Permanecieron toda la comida en silencio. Los niños solían distraerse mientras comían contando el número de marcas violáceas que habían dejado las goteras en el techo durante el otoño, solían hacerlo chocándose los pies el uno al otro cada vez que divisaban una. Llevaban la cuenta de cuántas marcas habían en el techo mientras masticaban en igual número de veces. Por esta razón siempre terminaban de comer a la vez, ya que masticaban en igual número de veces en igual espacio de tiempo. El señor Martelev contemplaba aquel plato de comida como mirando el cosmos a través de las marcas de las papas, como si estuviese mirando los riachuelos que descendían desde las calles hasta el Miljacka en los surcos que atravesaban el filete de carne. Sus ojos eran del mismo color del cielo de Sarajevo, grises y nublados por la cotidianidad. Sus manos estaban matizadas por esos riachuelos que en su cuerpo ya se habían secado. Mientras que terminaba su ración de papas, la cual siempre comía aparte de la carne, la señora Navratilova recordó que aquella había consumido el último boleto correspondiente a la ración de carnes de la libreta alimenticia de ese mes, lo que la llevó a pensar en qué combinación tendría que hacer para la cena del día siguiente; Navratilova solía encontrar siempre alguna solución para situaciones como esta, por necesidad siempre tuvo que encontrar una manera aunque por necesidad casi rara vez podía materializarlas.

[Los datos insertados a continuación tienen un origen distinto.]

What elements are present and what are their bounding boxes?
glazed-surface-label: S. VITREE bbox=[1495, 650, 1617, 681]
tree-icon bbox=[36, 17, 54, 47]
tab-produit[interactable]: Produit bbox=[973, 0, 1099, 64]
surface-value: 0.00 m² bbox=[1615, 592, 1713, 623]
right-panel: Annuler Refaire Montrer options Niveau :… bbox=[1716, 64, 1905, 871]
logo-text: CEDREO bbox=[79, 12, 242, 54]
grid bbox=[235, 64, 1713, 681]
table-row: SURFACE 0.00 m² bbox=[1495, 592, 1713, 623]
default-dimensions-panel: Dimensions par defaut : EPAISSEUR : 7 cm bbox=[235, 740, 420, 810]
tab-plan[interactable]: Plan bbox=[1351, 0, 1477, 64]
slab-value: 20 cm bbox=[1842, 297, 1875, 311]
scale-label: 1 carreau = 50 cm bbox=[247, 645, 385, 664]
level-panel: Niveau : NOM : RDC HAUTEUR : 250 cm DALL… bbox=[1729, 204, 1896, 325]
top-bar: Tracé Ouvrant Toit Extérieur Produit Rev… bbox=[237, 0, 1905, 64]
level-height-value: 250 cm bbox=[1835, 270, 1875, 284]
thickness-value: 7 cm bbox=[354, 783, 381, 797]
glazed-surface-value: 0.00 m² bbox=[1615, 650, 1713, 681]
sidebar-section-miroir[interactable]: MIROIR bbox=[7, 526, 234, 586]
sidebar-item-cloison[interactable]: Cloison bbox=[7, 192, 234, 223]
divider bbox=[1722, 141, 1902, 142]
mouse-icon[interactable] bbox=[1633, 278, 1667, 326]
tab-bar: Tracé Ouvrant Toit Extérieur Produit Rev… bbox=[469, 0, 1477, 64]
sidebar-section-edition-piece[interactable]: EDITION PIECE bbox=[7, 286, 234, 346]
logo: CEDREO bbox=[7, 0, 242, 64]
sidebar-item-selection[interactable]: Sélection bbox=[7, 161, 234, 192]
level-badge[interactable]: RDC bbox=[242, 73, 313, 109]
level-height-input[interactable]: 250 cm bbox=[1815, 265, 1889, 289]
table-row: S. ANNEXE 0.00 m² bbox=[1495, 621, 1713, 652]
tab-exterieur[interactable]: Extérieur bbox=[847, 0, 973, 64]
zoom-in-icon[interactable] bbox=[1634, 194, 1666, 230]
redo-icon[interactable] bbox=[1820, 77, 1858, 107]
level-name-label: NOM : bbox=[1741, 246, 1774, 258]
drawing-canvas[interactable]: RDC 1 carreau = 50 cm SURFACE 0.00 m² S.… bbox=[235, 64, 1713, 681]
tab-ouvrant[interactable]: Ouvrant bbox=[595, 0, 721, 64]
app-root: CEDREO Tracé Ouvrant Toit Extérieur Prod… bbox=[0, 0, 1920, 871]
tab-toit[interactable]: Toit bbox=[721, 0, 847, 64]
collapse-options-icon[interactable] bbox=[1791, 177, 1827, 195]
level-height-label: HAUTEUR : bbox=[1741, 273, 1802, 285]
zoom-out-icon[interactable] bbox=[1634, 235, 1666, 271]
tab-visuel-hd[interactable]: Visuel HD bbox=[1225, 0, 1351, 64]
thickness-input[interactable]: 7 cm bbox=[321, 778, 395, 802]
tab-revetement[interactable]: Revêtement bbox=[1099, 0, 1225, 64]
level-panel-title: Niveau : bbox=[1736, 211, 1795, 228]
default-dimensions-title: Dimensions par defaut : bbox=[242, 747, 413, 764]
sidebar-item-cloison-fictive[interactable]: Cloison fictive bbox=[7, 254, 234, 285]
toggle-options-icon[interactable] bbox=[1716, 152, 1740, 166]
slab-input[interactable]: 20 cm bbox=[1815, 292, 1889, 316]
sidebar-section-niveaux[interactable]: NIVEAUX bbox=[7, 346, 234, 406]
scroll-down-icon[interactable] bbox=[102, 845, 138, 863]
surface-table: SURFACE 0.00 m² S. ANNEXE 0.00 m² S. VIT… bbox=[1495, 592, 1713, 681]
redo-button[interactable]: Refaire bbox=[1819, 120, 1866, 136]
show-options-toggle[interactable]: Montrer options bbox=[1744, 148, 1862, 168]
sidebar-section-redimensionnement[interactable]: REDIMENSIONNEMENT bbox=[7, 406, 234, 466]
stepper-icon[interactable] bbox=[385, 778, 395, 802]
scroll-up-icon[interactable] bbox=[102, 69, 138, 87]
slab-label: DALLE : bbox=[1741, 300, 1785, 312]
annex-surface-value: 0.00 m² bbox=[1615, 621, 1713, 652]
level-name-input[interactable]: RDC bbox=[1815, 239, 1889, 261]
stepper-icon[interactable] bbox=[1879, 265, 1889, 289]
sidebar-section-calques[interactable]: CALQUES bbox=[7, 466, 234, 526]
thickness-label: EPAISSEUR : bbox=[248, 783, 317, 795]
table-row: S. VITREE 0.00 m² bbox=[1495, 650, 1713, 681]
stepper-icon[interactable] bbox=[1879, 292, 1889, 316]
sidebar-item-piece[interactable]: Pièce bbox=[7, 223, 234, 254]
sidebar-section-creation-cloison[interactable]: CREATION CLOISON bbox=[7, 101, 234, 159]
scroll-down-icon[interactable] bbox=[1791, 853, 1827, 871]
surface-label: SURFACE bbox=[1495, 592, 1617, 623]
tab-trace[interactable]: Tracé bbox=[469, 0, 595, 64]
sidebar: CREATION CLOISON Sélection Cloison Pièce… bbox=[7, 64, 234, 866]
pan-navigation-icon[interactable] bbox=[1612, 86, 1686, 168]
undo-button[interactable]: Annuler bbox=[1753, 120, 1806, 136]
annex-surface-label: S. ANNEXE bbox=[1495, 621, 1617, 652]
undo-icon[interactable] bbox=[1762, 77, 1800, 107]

Todos finalizaron de cenar y se fueron levantando uno a uno en silencio. Los niños, que siempre se levantaban a la misma vez, fueron a lavarse los dientes y la cara y luego fueron hasta su alcoba a limpiar sus botines y a seguir conversando en su jerga inteligible para los adultos. La señora Navratilova recogió los platos y fue hasta el lavandero a fregarlos, en el mismo orden que siempre, empezando por los cubiertos de plata con la “R’’ en el mango, luego las tazas de peltre y los platos de cerámica y finalmente las ollas, las cacerolas y el sartén de cobre. El señor Martelev permaneció sentado durante varios minutos contemplando los mantelitos de seda verde del mismo modo en que lo hacía con su comida, con los ojos igual que el cielo de Sarajevo, grises y nublados. Permaneció cierto tiempo en la misma postura, guardando un silencio casi sepulcral y casi sin pestañear. De pronto minutos antes de levantarse por última vez se le escuchó decir estas palabras las cuales pronunció en el mismo tono que había usado para contestar las preguntas de Navratilova - “La muerte de cualquier hombre me disminuye porque estoy ligado a la humanidad; por consiguiente nunca hagas preguntar por quién doblan las campanas: doblan por tiluego se levantó y se fue. Navratilova permaneció atónita durante varios minutos, nunca supo si aquellos que sus oídos habían escuchado fueron palabras ciertas emanadas de la boca del señor Martelev o si en verdad eran producto de algún delirio de su desgastada mente. Nunca se supo si su inexistente reacción fue producto del desconcierto o si solo fue que no prestó importancia a aquella sentencia de Martelev. Lo cierto es que continuó lavando las ollas tratando de despegar la inquebrantable mancha de grasa en el sartén de cobre y las incombustibles marcas de tizne negro. Entró por la ventana de marco blanco un viento gélido que estremeció su cuerpo, luego volteó hacia ella y miró hacia afuera. Así permaneció unos 20 segundos contemplando la noche en las calles de Sarajevo mientras que se consumían los últimos faroles de luz y caía la última fábrica de la Revolución.